接下來我會用原圖,CLIP Interrogator 及 ChatGPT 取得的 prompts 進行比較。


原圖及 Prompts

首先在 Midjourney 取得一張圖片,由於 Midjourney 本身附帶 prompts,我會用作對比之用。

Image from Midjourney

Midjourney's prompts

A real photo by fashion photographer Tim Walker, full body photo, commercial work, showcasing a Chinese little girl wearing a super gorgeous dress, standing in a primitive forest, playing with small animals. The dress emits a faint orange glow, and looks like a group of fireflies from afar. It is a surreal future background in commercial photography. --ar 2:3 --stylize 750 --v 6


取得文字 Prompts

首先我會使用 CLIP Interrogator 2 來取得文字 Prompts,打開以下網址。

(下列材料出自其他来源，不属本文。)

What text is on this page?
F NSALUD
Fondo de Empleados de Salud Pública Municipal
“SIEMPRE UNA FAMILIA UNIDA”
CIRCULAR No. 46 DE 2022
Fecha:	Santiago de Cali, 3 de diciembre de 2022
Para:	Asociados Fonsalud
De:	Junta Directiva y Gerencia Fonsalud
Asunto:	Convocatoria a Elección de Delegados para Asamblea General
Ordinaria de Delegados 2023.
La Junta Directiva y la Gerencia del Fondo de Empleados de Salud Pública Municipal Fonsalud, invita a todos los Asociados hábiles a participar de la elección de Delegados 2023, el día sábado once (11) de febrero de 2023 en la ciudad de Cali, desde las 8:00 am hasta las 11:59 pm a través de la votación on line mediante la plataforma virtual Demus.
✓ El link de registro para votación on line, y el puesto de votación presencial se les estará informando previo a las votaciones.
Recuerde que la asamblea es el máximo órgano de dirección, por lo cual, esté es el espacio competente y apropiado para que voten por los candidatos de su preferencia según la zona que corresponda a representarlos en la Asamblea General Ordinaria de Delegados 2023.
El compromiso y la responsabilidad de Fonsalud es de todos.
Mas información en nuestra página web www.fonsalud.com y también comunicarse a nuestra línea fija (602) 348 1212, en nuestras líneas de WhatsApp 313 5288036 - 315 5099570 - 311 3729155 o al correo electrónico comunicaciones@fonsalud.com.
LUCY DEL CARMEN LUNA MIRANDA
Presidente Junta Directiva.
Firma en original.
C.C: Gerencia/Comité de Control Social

CLIP Interrogator 2 - a Hugging Face Space by fffiloni
Discover amazing ML apps made by the community

上載圖片到網址取得 prompts

a woman in an orange dress standing in a forest, cgsociety contest winner, digital art, fireflies and sparkling wisps, full body close-up shot, portrait of magical young girl, magical sparks


利用 ChatGPT 改良 Prompts

將 CLIP Interrogator 2 的 Prompts 放進 ChatGPT 並要求為 Stable Diffusion 優化 prompts,得出以下 prompts

Place the woman in the orange dress in the center of the image, standing amidst a lush forest backdrop. Ensure that the composition is balanced and visually appealing. Emphasize the orange dress to make it stand out against the greenery of the forest. Use warm tones for the overall scene to create a magical and inviting atmosphere. Incorporate fireflies and sparkling wisps to add magical illumination to the scene. Scatter them around the forest, especially around the woman, to enhance the enchanting ambiance. Capture the woman in a full-body close-up shot, showcasing her figure and the details of her dress. Ensure that her pose exudes confidence and grace, fitting for a contest-winning portrait. Depict the woman with a serene and mystical expression, conveying her connection to the magical elements surrounding her. Pay attention to details such as the texture of the dress, the foliage in the forest, and the subtle movements of the fireflies and wisps. These details will enhance the overall realism and appeal of the artwork. Integrate magical sparks into the scene, emanating from the woman's hands or surrounding her in a mesmerizing display of magic.

順道也把 Midjourney 的 prompts 做相同的優化

Study Tim Walker's style and previous works to understand his aesthetic and composition choices. Ensure the full body of the Chinese little girl is prominently featured in the center of the image. The primitive forest should serve as the backdrop, creating a surreal and enchanting atmosphere. Design a super gorgeous dress for the girl, inspired by Tim Walker's extravagant fashion photography. The dress should emit a faint orange glow, resembling a group of fireflies when viewed from afar. Pay attention to intricate details and textures. Create a lush and primitive forest environment, with towering trees, dense foliage, and a natural, untouched feel. Incorporate small animals like rabbits, squirrels, or birds for the girl to interact with, adding charm to the scene. Use soft, natural lighting to illuminate the scene, enhancing the magical aura of the forest and the glow of the dress. The glow from the dress should be subtle but noticeable, adding to the surreal nature of the image. Direct the girl to exude innocence, curiosity, and joy as she plays with the small animals. Her pose should be natural and dynamic, capturing a moment of wonder and delight. Integrate futuristic elements subtly into the background, such as unusual plant formations or hints of advanced technology peeking through the forest foliage. These elements should complement the surreal atmosphere without overpowering the natural beauty of the scene. Pay attention to post-processing details such as color grading, contrast adjustments, and adding subtle effects to enhance the overall mood and impact of the image.


使用以上四組 prompt 在 Stable Cascade 生成 1024x1024 圖片進行比較!

結果顯然易見,Stable Cascade 對 Midjourney 的友好程度為零,而經 ChatGPT 優化的結果也沒有 CLIP Interrogator 2 生成的 prompts 來的好,不同公司出品的 AI Tools 果然不能合作嗎?還是我這次測試用的 Stable Cascade 不夠成熟?